Disorders caused by total sleep deprivation can be modulated by the administration of growth hormone, which could affect the expression of microRNA-9 and dopamine D2 receptor expressions followed by improvement in the hippocampal synaptic potential, spatial cognition, and inflammation in rats. The present study aimed to elucidate the putative effects of exogenous growth hormone (GH) against total sleep deprivation (TSD)-induced learning and memory dysfunctions and possible involved mechanisms. To induce TSD, rats were housed in homemade special cages equipped with stainless steel wire conductors to induce general and inconsistent TSD. They received a mild repetitive electric shock to their paws every 10 min for 21 days.
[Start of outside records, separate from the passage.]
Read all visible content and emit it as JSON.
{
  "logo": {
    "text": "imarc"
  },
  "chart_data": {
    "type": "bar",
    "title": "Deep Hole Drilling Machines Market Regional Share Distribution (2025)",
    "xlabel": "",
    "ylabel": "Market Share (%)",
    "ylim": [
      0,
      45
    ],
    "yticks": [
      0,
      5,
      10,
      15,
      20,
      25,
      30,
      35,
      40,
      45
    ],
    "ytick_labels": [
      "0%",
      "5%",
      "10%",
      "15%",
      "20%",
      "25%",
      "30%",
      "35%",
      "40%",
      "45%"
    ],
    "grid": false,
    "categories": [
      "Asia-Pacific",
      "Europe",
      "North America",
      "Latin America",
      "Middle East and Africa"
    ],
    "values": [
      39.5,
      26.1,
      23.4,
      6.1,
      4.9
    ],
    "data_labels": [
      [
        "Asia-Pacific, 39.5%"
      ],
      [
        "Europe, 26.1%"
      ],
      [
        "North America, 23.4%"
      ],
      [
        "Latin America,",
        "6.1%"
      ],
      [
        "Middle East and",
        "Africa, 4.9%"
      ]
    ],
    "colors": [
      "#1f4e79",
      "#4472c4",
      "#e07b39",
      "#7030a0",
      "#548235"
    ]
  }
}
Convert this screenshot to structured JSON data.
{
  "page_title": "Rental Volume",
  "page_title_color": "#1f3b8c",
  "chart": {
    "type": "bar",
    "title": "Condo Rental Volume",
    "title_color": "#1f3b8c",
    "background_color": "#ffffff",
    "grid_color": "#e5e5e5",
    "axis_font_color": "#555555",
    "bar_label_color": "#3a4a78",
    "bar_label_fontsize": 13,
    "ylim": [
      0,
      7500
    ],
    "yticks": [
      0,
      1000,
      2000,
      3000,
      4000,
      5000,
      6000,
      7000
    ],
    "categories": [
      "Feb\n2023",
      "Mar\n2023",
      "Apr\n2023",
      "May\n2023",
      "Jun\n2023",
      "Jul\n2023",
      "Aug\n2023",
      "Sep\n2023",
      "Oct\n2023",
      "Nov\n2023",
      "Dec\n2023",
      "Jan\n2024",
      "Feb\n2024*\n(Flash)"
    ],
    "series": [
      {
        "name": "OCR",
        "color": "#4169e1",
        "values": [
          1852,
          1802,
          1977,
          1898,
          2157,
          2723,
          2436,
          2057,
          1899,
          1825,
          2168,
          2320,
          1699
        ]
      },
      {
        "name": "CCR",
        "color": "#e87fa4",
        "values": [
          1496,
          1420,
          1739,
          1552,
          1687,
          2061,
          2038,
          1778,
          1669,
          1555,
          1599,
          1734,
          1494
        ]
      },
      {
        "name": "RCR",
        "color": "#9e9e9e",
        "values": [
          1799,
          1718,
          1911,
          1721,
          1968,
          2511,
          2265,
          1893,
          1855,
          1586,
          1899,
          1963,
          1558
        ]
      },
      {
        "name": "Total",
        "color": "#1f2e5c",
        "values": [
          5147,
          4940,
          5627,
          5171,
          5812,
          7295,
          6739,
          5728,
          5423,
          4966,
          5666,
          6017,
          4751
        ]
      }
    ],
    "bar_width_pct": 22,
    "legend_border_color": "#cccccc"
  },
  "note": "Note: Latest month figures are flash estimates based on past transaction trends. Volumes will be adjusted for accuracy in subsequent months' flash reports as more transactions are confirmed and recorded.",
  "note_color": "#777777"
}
GH (1 mg/kg, sc) was administered to adult young male rats once daily for 21-day-duration induction of TSD. Spatial learning and memory performance, inflammatory status, microRNA-9 (miR-9) expression, dopamine D2 receptor (DRD2) protein level, and hippocampal histological changes were assayed at scheduled times after TSD. The results indicated that TSD impaired spatial cognition, increased TNF-α, decreased level of miR-9, and increased DRD2 levels. Treatment with exogenous GH improved spatial cognition, decreased TNF-α, increased level of miR-9, and decreased DRD2 levels after TSD. Our findings suggest that GH may play a key role in the modulation of learning and memory disorders as well as the ameliorating abnormal DRD2-related functional disorders associated with miR-9 in TSD.